In PPR each vertex has a probability/score representing the likelihood that the random surfer visits that node, in the case where he selects to “teleport”. In PPR the probability of teleportation is also controlled by the damping factor.
The parameter introduced in PPR is often referred to as the restart vector, being a vector of probabilities of length N. N being the number of vertices in the graph.
More effort and research should done in finding the parallell implementation of PPR, most suitable to implement in neo4-graph-algorithms.
The PPR is more personalized than PR, in the sense that the graph walk are biased towards the nodes with high scores in the restart vector.
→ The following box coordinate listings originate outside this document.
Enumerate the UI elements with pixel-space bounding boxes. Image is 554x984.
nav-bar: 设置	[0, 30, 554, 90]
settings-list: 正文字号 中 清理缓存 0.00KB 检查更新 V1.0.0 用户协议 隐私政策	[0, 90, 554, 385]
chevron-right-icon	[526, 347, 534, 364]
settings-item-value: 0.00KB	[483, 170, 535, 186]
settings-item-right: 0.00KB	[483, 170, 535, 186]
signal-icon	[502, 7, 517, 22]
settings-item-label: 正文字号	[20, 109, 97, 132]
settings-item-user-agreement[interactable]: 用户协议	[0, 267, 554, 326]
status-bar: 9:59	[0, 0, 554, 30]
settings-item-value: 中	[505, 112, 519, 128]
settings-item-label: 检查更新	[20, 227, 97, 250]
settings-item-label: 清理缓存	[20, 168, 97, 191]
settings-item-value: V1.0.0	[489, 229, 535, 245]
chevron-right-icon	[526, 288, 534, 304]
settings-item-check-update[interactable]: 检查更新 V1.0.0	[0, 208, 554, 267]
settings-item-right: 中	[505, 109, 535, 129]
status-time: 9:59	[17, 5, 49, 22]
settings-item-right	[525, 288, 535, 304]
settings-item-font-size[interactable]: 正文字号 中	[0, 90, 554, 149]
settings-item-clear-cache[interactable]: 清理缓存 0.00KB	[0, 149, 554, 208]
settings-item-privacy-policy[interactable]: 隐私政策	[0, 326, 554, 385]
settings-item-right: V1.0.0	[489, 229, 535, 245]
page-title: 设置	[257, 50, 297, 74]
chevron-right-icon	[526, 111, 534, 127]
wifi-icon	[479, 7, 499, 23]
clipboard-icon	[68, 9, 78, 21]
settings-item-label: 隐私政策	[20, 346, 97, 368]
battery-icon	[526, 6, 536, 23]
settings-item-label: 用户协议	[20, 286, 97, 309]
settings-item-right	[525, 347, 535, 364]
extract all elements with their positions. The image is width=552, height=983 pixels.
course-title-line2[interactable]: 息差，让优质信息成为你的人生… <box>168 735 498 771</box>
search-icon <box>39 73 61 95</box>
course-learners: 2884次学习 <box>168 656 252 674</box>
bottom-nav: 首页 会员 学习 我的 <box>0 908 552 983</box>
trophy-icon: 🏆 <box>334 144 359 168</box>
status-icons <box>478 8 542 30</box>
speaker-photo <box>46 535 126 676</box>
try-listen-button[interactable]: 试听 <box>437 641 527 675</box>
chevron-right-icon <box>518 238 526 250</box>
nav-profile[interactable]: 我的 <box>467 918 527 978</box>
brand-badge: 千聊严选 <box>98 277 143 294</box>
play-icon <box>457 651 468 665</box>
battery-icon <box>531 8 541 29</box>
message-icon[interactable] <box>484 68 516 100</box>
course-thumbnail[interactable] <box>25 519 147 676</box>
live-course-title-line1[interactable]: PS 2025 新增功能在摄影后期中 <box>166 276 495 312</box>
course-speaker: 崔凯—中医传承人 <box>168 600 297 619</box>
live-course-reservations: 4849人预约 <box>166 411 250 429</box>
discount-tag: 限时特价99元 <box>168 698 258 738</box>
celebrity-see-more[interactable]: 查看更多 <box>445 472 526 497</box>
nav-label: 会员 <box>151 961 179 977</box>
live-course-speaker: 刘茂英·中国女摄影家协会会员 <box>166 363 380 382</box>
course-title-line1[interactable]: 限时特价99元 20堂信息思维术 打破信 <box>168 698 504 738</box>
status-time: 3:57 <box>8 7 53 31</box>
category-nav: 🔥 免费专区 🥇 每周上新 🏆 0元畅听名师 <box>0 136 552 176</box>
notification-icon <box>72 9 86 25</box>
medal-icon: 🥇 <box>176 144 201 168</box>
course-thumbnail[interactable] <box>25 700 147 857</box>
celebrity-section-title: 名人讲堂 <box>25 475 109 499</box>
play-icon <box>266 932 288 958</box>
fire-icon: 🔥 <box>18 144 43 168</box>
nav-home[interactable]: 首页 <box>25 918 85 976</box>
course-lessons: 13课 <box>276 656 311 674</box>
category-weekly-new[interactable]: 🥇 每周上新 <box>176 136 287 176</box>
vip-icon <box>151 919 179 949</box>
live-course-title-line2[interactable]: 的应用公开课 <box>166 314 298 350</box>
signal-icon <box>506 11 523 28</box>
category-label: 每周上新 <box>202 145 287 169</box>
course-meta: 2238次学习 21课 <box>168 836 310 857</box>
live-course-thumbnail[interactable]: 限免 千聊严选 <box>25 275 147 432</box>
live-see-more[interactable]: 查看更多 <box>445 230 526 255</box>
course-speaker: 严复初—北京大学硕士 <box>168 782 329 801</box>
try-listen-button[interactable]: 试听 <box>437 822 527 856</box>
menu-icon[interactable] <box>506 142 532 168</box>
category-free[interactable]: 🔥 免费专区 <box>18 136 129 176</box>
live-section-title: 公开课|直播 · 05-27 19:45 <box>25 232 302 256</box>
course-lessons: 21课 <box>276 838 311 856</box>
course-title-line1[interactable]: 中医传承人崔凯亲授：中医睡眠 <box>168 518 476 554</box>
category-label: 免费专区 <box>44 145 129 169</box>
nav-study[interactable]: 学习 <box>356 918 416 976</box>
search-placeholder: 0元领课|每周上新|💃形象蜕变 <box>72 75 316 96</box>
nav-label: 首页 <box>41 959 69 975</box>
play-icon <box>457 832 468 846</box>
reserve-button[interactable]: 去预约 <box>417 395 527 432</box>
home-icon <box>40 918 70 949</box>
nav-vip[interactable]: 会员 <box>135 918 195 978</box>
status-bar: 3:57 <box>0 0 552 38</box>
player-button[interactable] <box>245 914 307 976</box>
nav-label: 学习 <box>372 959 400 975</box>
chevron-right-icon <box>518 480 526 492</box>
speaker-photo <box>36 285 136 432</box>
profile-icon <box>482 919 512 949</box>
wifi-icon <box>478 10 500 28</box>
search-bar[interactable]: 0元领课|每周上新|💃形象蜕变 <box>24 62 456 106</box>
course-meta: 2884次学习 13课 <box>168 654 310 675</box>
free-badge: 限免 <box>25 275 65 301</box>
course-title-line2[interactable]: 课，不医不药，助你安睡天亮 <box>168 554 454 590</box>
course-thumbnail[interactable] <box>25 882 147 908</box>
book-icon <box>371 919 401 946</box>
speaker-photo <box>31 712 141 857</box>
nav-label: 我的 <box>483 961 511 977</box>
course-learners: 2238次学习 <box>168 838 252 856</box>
This algorithm has several use cases i.e. recommendation systems, personalized searches, who-follows-who, fraud propagation.
My current application of PPR is fraud propagation, and in my opinion it would make sense to support this in neo4j. Both because you now have support for PR. And because neo4j already is powerful when it comes to fraud detection using “pattern matching” with Cypher. PPR support can take this a step further.
Some thoughts on implementation
- The PPR should take a parameter referring to the node property holding the restart probability
- In the case where only a few nodes have restart prob. > 0 some optimisation is necessary. In these sparse scenarios it does not make sense to visit all nodes to fetch the restart prob.
- Consider adding support for weights on edges, this is more relevant for PPR than PR.
- Consider adding support for directed edges. Only following outgoing edges.